Saturday 19 May 2012

Crisis averted?

After all the anxiety of last weekend I was rather surprised at just how calm I felt today as I strolled down the garden to inspect the hive.  This was possibly because I was having a crisis on another front but more of that later........
They'd been building wax so well last week that I'd already decided that I would add more frames to the hive so that if there had been the vaguest chance of the Queen having got out to mate she would soon have more space to lay eggs...... so I took four down the garden with me.
Just as well that I did as soon as I opened the hive and saw all the syrup gone I knew they'd need them - look they are already walking over the fifth frame and starting to draw out the wax there...

 

But what I really wanted to see was proof that the Queen had got out and mated during the few warm days we'd had last week.  All the books I've read seemed to be in agreement that she really needed a warm sunny day, blue skies, minimum of 18'c, and not much wind.  Personally, I was hoping she wasn't such a fussy little minx and had done the deed round the back of the compost heap with the first nice drone she's met. (clearly I'll be giving my own son's very different guidance when the time comes) 
And then I saw them..... you've really got to look carefully...... peer really far into the cell...... can you see them too?

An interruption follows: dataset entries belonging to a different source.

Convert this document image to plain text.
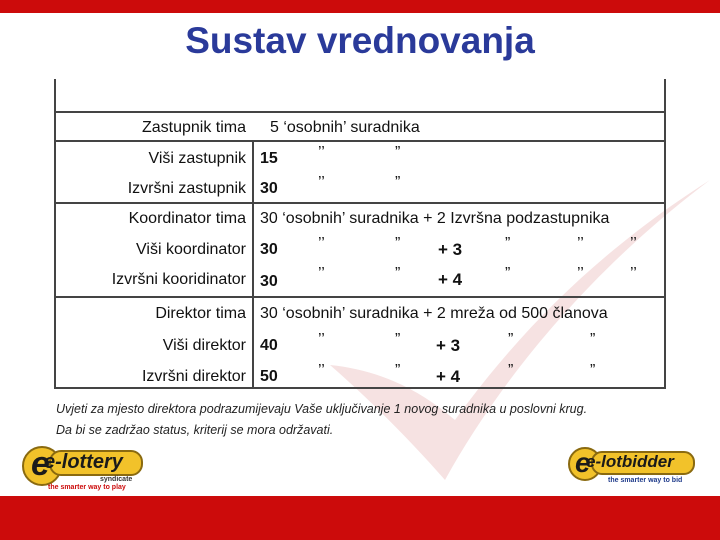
Sustav vrednovanja
Zastupnik tima 5 ‘osobnih’ suradnika
Viši zastupnik 15	’’	”
Izvršni zastupnik 30	’’	”
Koordinator tima 30 ‘osobnih’ suradnika + 2 Izvršna podzastupnika
Viši koordinator 30	’’	” + 3	”	’’	’’
Izvršni kooridinator 30	’’	” + 4	”	’’	’’
Direktor tima 30 ‘osobnih’ suradnika + 2 mreža od 500 članova
Viši direktor 40	’’	” + 3	”	”
Izvršni direktor 50	’’	” + 4	”	”
Uvjeti za mjesto direktora podrazumijevaju Vaše uključivanje 1 novog suradnika u poslovni krug.
Da bi se zadržao status, kriterij se mora održavati.
e
e-lottery
syndicate
the smarter way to play
e
e-lotbidder
the smarter way to bid
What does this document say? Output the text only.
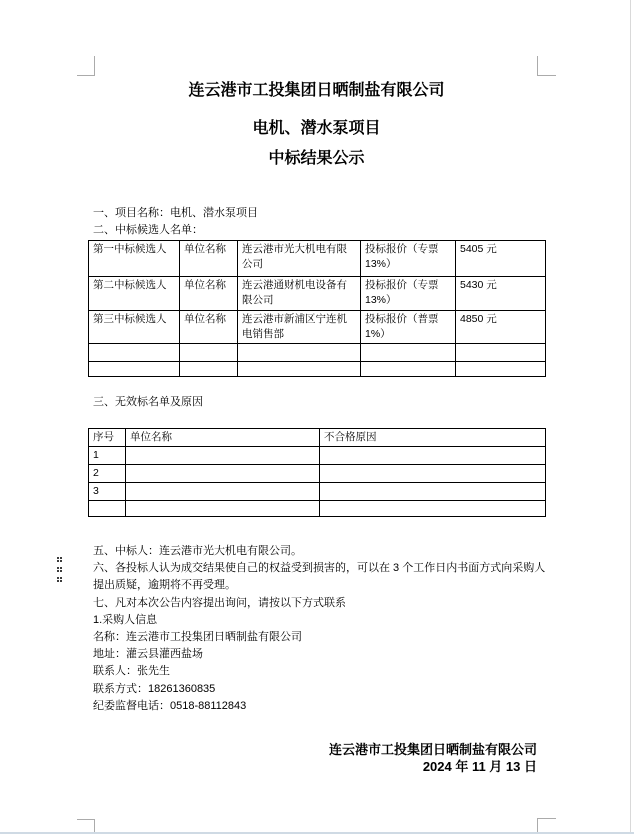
连云港市工投集团日晒制盐有限公司
电机、潜水泵项目
中标结果公示

一、项目名称：电机、潜水泵项目

二、中标候选人名单：

第一中标候选人	单位名称	连云港市光大机电有限公司	投标报价（专票13%）	5405 元
第二中标候选人	单位名称	连云港通财机电设备有限公司	投标报价（专票13%）	5430 元
第三中标候选人	单位名称	连云港市新浦区宁连机电销售部	投标报价（普票1%）	4850 元

三、无效标名单及原因

序号	单位名称	不合格原因
1		
2		
3		

五、中标人：连云港市光大机电有限公司。

六、各投标人认为成交结果使自己的权益受到损害的，可以在 3 个工作日内书面方式向采购人提出质疑，逾期将不再受理。

七、凡对本次公告内容提出询问，请按以下方式联系

1.采购人信息

名称：连云港市工投集团日晒制盐有限公司

地址：灌云县灌西盐场

联系人：张先生

联系方式：18261360835

纪委监督电话：0518-88112843

连云港市工投集团日晒制盐有限公司

2024 年 11 月 13 日
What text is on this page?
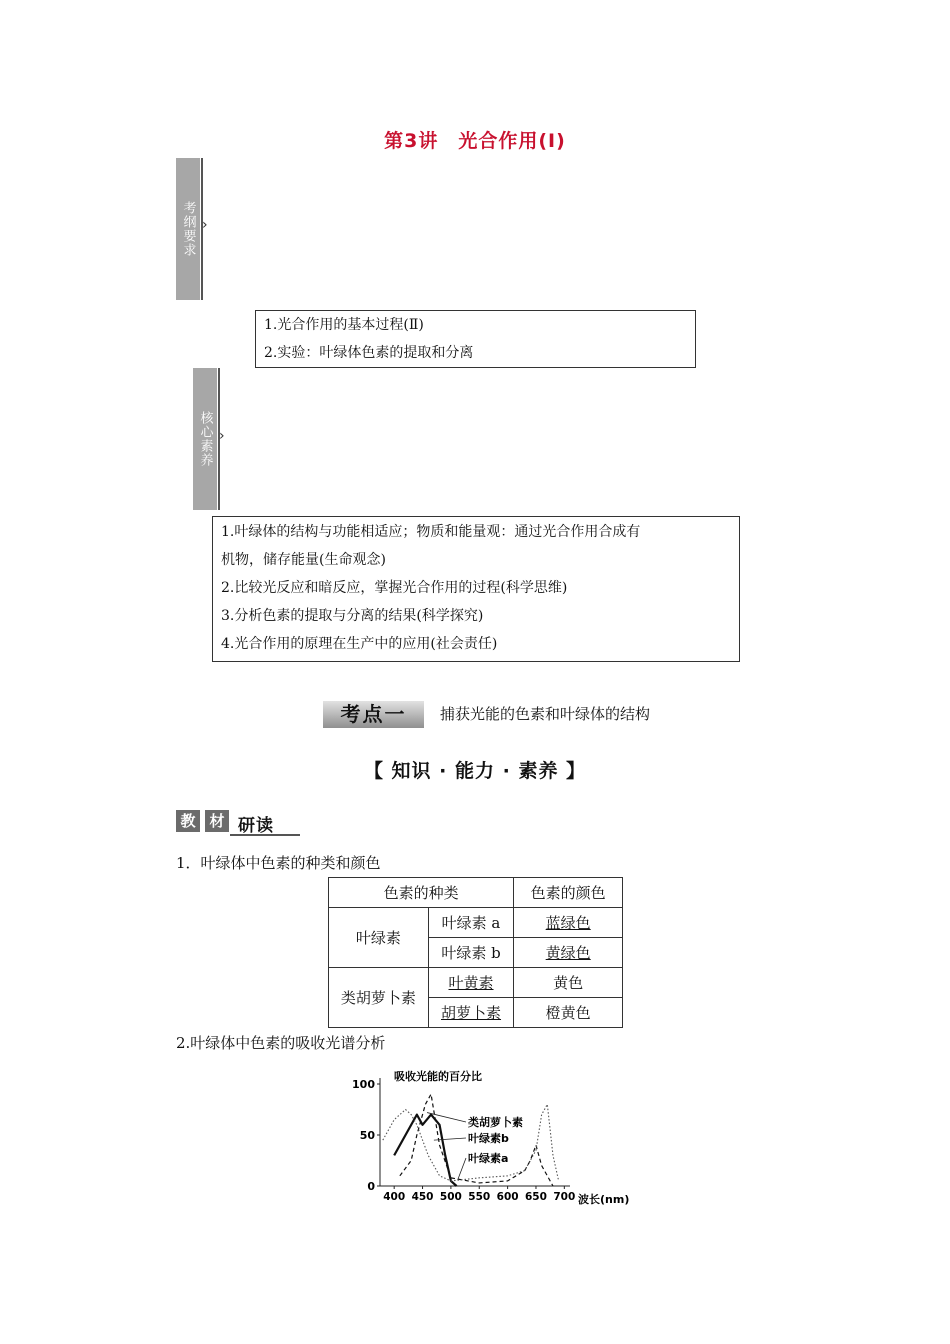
第3讲　光合作用(Ⅰ)
考纲要求 ›
1.光合作用的基本过程(Ⅱ)
2.实验：叶绿体色素的提取和分离
核心素养 ›
1.叶绿体的结构与功能相适应；物质和能量观：通过光合作用合成有
机物，储存能量(生命观念)
2.比较光反应和暗反应，掌握光合作用的过程(科学思维)
3.分析色素的提取与分离的结果(科学探究)
4.光合作用的原理在生产中的应用(社会责任)
考点一	捕获光能的色素和叶绿体的结构
【 知识 · 能力 · 素养 】
教 材 研读
1．叶绿体中色素的种类和颜色
色素的种类		色素的颜色
叶绿素	叶绿素 a	蓝绿色
	叶绿素 b	黄绿色
类胡萝卜素	叶黄素	黄色
	胡萝卜素	橙黄色
2.叶绿体中色素的吸收光谱分析
吸收光能的百分比
0
50
100
400 450 500 550 600 650 700 波长(nm)
类胡萝卜素
叶绿素b
叶绿素a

Tiny little eggs... they look like tiny little snips of thread right at the base of the cell.  I'm not going to worry that a few cells have more than one in, she's young and she'll make a few mistakes - hopefully the workers might move them so they each get a cell of their own.
As I kept on looking and watching what they were doing I could see they were busy feeding 3 day old grubs...

 

The grubs hatch at three days old and look like a lovely milky white "C" in the bottom of the cell.  The sight of so many lovely fat white healthy looking grubs made my heart soar.  The workers will feed and tend them for 5 days before packing the cell with "brood food" - a combination of "bee milk" the nursing bees secrete from glands in their heads (hence all the heads poked down into the cells and high protein pollen.  The ones on the left are probably younger than those on the left which are fatter and appear to be floating in the brood food - probably ready to be sealed in.  Because on day 8 (after laying) the grub is sealed into its' wax cell with its final packed lunch of pollen and bee milk and left for a further 13 days to moult and pupate into a new bee...


So it would be really encouraging to find some actual capped cells ....there were only a few but Ta-dah!! 


This is such a good sign -to see there flattish capped cells.....the chances are these are worker bees and therefore she is fully mated and able to keep this colony flourishing, if they were domed cells they would be drone and therefore she wouldn't yet be mated and a colony of boy bees wont last long in this world.

And the girl that's the star of all this excitement..would I get to see her? would she have changed since she strolled up the green cloth and into the hive just three weeks ago?
Oh yes.....isn't she lovely....


No wonder they all turn to face her as she walks past.  She is noticeably longer... not so much bigger, but longer than her workers, particularly her abdomen.  Isn't she lovely?

Happy happy bee keeper - even 'im indoors came and quickly peaked over my shoulder to see her....

So now its all about keeping her happy ..her workers will keep her fed and tended and she will lay eggs - up to 3,000 a day in the height of the season, for the rest of her life.
I added all four frames I brought down the garden, removed the syrup feeder, put the roof back on and walked back to the house with a stupidly big grin on my face.

EDIT:
Those more in the know than me have taken a good look at the picture of "my queen" above, laughed quietly and told me SHE is in fact a drone i.e. a HE.  All I can say is "oooops I'm a beginner" and look at the really good drag costume he is wearing - those 5 workers to his right are clearly convinced by his act and have turned to face him.
This Sunday's inspection means I will be looking a whole lot harder for the real queen

1 comment:

  1. Oh my goodness Helen - how amazing - has your wonderful queen been offically named yet .... I very much look forward to a post about the naming process!!! Will keep my fingers crossed for much more warm and sunny weather, and of course many more baby bees!!